Bagus! Itu bisa memberi kita
sedikit waktu!
Yuichi tidak berhenti sedetik
pun. Ia terus berlari sampai ke ujung lorong. Ada tangga yang bisa membawa
mereka ke atap, atau turun ke lantai tiga.
Yuichi melihat ke belakang.
Bocah pembunuh itu tidak menunjukkan dirinya sendiri. Dia mungkin masih berada
di dalam ruangan kelas.
Apa yang harus kulakukan? Pikir
Yuichi.
Sebelumnya, dia mempertimbangkan
untuk melarikan diri dari sekolah. Tapi sekarang dia tahu itu takkan berhasil.
Anak laki-laki itu pasti seorang Pembunuh. Dia tidak akan ragu untuk membunuh
siapapun yang Ia temui. Jika Yuichi turun sekarang, itu hanya akan menambah
korban.
Namun, jika mereka pergi ke
atap, mereka akan terpojok ...
"Hei! Apa kau bisa
menurunkanku? "Aiko merengut padanya.
Yuichi menurunkannya ke lantai.
"Apa –apaan itu
tadi?" Teriak Aiko. "Aku pikir kita sudah mati! Jantungku masih
berdebar kencang!" "
"Apa lagi yang bisa aku
lakukan? Jika kita terus berlari lurus ke lorong, Ia pasti sudah melempar lebih
banyak shuriken pada kita."
Tidak ada waktu untuk cemas
saat ini. Yuichi menguatkan tekadnya. "Aku akan menunggu di sini dan
memancingnya ke atap. Kau melarikan diri ke bawah."
Jika sendirian, dia mungkin
bisa menahan anak itu.
"Aku tidak mau!"
"Hah?" Yuichi tidak
percaya apa yang Ia dengar. Jika mereka berpisah, ada kemungkinan besar kalau
Aiko bisa tetap aman. Karena, Yuichi lah yang diincar oleh anak laki-laki itu.
"Aku bilang tidak mau! Aku
tidak bisa pergi sendiri! Lebih baik jika kita tetap bersama! La-Lagi pula,
bagaimana kalau aku berlari ke bawah, dan pembunuh itu mengejarku ...?

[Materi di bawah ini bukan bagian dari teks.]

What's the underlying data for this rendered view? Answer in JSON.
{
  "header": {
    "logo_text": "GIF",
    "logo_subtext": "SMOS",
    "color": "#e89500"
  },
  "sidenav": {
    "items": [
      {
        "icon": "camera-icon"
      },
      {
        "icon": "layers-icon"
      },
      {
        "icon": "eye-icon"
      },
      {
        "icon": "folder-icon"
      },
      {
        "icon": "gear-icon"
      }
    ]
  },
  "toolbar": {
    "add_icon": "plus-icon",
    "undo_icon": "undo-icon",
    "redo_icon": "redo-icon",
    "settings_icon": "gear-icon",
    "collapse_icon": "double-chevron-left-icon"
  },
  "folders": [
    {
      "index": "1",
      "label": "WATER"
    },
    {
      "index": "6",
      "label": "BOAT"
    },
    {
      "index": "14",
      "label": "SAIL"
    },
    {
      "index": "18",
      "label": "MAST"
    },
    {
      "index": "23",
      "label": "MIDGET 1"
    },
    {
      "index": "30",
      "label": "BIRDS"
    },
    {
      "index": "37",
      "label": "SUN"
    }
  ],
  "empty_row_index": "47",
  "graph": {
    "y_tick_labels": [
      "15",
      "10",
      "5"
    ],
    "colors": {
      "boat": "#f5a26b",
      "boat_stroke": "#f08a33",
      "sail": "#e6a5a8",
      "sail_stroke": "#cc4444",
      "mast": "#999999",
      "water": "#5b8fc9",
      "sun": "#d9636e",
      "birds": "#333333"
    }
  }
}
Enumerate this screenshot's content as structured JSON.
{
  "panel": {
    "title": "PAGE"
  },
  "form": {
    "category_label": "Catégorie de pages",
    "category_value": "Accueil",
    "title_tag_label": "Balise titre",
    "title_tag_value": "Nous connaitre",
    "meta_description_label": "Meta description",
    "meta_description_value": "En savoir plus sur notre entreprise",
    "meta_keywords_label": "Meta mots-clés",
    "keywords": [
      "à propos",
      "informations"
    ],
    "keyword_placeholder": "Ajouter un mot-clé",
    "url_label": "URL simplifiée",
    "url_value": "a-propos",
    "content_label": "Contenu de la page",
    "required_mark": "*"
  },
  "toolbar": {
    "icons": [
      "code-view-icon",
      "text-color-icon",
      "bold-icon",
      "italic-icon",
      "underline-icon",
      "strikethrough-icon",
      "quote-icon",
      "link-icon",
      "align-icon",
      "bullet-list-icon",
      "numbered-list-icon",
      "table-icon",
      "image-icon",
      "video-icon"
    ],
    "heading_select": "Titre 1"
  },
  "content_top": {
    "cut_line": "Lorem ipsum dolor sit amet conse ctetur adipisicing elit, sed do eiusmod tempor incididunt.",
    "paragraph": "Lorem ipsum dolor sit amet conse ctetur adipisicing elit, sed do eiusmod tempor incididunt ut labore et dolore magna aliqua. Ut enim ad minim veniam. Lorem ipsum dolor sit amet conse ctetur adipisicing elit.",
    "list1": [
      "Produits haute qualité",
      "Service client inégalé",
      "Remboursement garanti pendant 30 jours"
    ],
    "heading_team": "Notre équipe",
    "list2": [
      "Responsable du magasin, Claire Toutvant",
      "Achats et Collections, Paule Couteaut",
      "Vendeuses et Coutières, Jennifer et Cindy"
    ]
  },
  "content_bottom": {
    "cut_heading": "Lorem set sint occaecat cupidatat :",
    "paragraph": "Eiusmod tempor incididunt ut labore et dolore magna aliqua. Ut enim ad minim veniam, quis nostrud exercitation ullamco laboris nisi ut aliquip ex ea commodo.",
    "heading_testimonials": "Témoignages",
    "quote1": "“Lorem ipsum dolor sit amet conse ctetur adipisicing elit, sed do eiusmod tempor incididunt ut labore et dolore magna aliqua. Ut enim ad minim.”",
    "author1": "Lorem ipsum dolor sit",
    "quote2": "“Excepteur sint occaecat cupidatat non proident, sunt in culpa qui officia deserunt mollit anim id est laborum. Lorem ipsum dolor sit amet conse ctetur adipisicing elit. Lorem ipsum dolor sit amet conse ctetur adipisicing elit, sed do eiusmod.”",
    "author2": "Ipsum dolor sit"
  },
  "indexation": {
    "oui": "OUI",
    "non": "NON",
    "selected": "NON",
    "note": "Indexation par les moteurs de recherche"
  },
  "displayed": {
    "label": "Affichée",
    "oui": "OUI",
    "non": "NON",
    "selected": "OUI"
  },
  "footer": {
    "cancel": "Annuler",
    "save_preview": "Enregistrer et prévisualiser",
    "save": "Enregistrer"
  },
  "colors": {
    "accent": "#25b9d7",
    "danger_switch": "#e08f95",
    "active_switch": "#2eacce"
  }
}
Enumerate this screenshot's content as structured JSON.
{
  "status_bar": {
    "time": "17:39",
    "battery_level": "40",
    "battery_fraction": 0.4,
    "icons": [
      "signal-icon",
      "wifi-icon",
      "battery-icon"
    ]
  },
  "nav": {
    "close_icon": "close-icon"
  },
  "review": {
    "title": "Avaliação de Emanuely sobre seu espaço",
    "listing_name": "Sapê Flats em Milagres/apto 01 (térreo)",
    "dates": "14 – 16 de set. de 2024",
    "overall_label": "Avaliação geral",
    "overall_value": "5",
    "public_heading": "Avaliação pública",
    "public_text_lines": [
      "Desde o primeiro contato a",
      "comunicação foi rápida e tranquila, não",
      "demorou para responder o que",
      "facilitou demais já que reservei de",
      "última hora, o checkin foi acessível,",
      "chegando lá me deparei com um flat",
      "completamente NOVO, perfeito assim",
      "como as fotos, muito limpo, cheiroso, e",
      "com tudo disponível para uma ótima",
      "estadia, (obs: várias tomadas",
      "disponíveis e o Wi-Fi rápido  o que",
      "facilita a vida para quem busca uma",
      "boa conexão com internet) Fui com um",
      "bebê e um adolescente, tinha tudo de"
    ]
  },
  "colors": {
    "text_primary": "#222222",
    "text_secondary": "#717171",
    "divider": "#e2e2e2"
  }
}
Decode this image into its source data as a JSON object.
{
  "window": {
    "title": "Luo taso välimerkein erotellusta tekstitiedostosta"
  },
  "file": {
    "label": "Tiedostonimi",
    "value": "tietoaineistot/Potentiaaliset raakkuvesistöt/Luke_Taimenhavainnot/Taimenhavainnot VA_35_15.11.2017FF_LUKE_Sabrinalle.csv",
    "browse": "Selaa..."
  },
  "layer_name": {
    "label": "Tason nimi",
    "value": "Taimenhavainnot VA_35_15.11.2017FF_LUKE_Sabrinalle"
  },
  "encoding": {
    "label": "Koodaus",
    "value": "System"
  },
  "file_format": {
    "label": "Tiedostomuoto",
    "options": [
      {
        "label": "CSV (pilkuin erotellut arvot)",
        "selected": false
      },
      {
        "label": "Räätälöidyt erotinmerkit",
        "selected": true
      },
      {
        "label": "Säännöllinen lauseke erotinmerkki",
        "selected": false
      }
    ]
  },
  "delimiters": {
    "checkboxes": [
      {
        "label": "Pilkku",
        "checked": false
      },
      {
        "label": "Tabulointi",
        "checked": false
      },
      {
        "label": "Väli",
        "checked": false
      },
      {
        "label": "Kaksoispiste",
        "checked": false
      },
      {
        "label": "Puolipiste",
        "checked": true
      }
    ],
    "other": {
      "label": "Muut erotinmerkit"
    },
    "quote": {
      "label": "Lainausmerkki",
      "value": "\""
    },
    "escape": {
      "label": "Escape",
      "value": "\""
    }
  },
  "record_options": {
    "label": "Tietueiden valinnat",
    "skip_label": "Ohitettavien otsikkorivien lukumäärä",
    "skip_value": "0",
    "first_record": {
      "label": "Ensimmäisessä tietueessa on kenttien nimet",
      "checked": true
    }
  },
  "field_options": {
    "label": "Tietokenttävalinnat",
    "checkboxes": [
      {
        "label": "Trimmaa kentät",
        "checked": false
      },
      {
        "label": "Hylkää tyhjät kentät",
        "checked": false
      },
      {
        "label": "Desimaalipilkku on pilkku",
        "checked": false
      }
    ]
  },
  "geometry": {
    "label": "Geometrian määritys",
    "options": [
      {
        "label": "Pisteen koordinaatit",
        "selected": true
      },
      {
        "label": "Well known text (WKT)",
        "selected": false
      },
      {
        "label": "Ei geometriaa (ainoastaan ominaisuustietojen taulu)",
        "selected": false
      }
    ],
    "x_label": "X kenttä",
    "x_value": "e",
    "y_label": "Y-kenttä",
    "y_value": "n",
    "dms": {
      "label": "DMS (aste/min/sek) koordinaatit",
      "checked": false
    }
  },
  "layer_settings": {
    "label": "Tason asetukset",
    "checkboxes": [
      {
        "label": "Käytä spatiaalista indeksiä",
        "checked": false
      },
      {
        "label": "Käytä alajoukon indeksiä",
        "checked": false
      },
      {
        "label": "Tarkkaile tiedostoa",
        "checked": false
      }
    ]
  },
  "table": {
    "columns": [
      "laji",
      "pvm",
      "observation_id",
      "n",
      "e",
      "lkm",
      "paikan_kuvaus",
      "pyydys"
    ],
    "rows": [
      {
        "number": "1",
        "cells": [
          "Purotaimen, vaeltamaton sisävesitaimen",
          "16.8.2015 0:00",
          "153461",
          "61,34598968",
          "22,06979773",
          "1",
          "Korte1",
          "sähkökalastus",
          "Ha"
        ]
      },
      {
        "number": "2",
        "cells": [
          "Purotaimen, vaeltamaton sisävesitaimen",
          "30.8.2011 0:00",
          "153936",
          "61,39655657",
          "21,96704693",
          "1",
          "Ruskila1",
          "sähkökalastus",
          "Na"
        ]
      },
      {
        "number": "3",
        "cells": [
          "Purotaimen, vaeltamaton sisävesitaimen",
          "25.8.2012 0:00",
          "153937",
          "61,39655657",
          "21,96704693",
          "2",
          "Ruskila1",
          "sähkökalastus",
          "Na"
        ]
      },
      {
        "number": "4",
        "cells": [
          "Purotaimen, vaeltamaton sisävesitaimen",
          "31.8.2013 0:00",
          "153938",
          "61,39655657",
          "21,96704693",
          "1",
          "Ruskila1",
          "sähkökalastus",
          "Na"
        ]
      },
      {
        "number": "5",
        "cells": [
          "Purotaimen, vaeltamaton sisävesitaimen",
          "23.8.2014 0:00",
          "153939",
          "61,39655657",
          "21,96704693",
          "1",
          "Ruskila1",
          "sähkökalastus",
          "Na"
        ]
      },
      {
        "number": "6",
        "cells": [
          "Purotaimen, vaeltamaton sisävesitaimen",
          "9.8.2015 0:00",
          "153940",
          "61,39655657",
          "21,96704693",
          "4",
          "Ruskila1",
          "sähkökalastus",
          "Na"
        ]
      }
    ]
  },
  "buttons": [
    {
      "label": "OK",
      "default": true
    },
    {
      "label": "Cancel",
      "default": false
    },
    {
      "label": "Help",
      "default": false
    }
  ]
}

"Aiko mencengkeram lengan baju Yuichi. Dia gemetaran, takut membayangkan
ditinggalkan sendirian dalam situasi seperti ini.
Dia ada benarnya. Yuichi
menduga pembunuh itu mengejarnya, tapi Ia sendiri tidak yakin. Lagi pula, jika
mereka berpisah dan anak laki-laki itu menyandera Aiko, dia akan kehilangan
harapan untuk keluar dari situasi ini.
"Maaf. Aku tidak bermaksud
membuatmu takut. Kita akan keluar dari sini bersama-sama." Kata-kata itu
meyakinkan Aiko, dan membuatnya sedikit tersenyum. "Jadi? Apa yang akan
kita lakukan di atap?"
"Aku bermaksud menahannya
di atap, dan kau bisa menghubungi kakak perempuanku dan membawanya
kemari."
"Hah? Kenapa kau ingin
kakak perempuanmu kemari? "Aiko menatapnya dengan bingung.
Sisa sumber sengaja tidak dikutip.